CAPE TOWN - The high court in Cape Town will deliver judgment on Friday morning in the case where civic organisation AfriForum is seeking to interdict Parliament from adopting a report recommending that the Constitution be amended to explicitly provide for land expropriation without compensation.
Judges Vincent Saldanha and Mokgoatji Dolamo on Thursday heard arguments from both Parliament and AfriForum in which the latter is seeking interim relief pending the outcome of an application to the court to have the report by the constitutional review committee (CRC) set aside.
If AfriForum loses its bid for interim relief, Tembeka Ngcukaitobi, for Parliament, told the court it would go ahead and table the report in the National Assembly next week Tuesday for debate and adoption.
Etienne Labuschagne, for AfriForum, told the court his clients were content that there was no meaningful public participation in the CRC process.
"My clients assert a Constitutional right to meaningful participation in proceedings before the constitutional review committee," said Labuschagne.

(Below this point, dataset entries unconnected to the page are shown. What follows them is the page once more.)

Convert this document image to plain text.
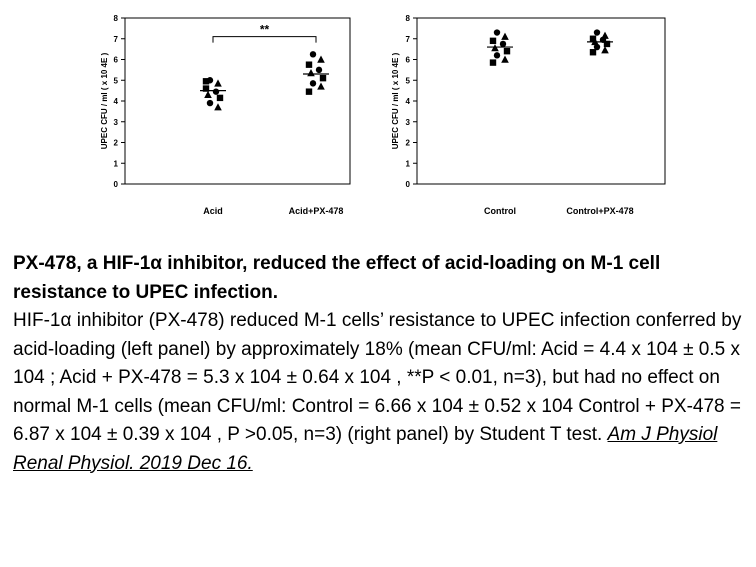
0
1
2
3
4
5
6
7
8
UPEC CFU / ml ( x 10 4E )
Acid	Acid+PX-478
**
0
1
2
3
4
5
6
7
8
UPEC CFU / ml ( x 10 4E )
Control	Control+PX-478

PX-478, a HIF-1α inhibitor, reduced the effect of acid-loading on M-1 cell resistance to UPEC infection.

HIF-1α inhibitor (PX-478) reduced M-1 cells’ resistance to UPEC infection conferred by acid-loading (left panel) by approximately 18% (mean CFU/ml: Acid = 4.4 x 104 ± 0.5 x 104 ; Acid + PX-478 = 5.3 x 104 ± 0.64 x 104 , **P < 0.01, n=3), but had no effect on normal M-1 cells (mean CFU/ml: Control = 6.66 x 104 ± 0.52 x 104 Control + PX-478 = 6.87 x 104 ± 0.39 x 104 , P >0.05, n=3) (right panel) by Student T test. Am J Physiol Renal Physiol. 2019 Dec 16.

He argued that Parliament unlawfully delegated its powers of analysing the hundreds of thousands of submissions received from the public to an external service provider.
Labuschagne also argued that the fact that over 170,000 written submission to the CRC were considered duplicate submissions and were excluded from the report prejudiced his client.
In turn, Ngcukaitobi said AfriForum was guilty of a "misuse of public participation" and "abuse of process" when they submitted duplicate submissions to Parliament during the public participation process.
Ngcukaitobi said arguments that over 170,000 written submissions were excluded were not correct, as AfriForum and others sent duplicates to the CRC.
"It's the same person making the same submission over and over again," he said.
In addition, Ngcukaitobi said the committee report did in fact record that the majority of written submissions were against a constitutional amendment.
"This report is a fair representation of both those who supported the amendment and those who opposed the amendment."
The exercise of public participation was never about numbers but about the "quality of contesting views", he argued.
"At best they fundamentally misconstrued what this exercise was all about."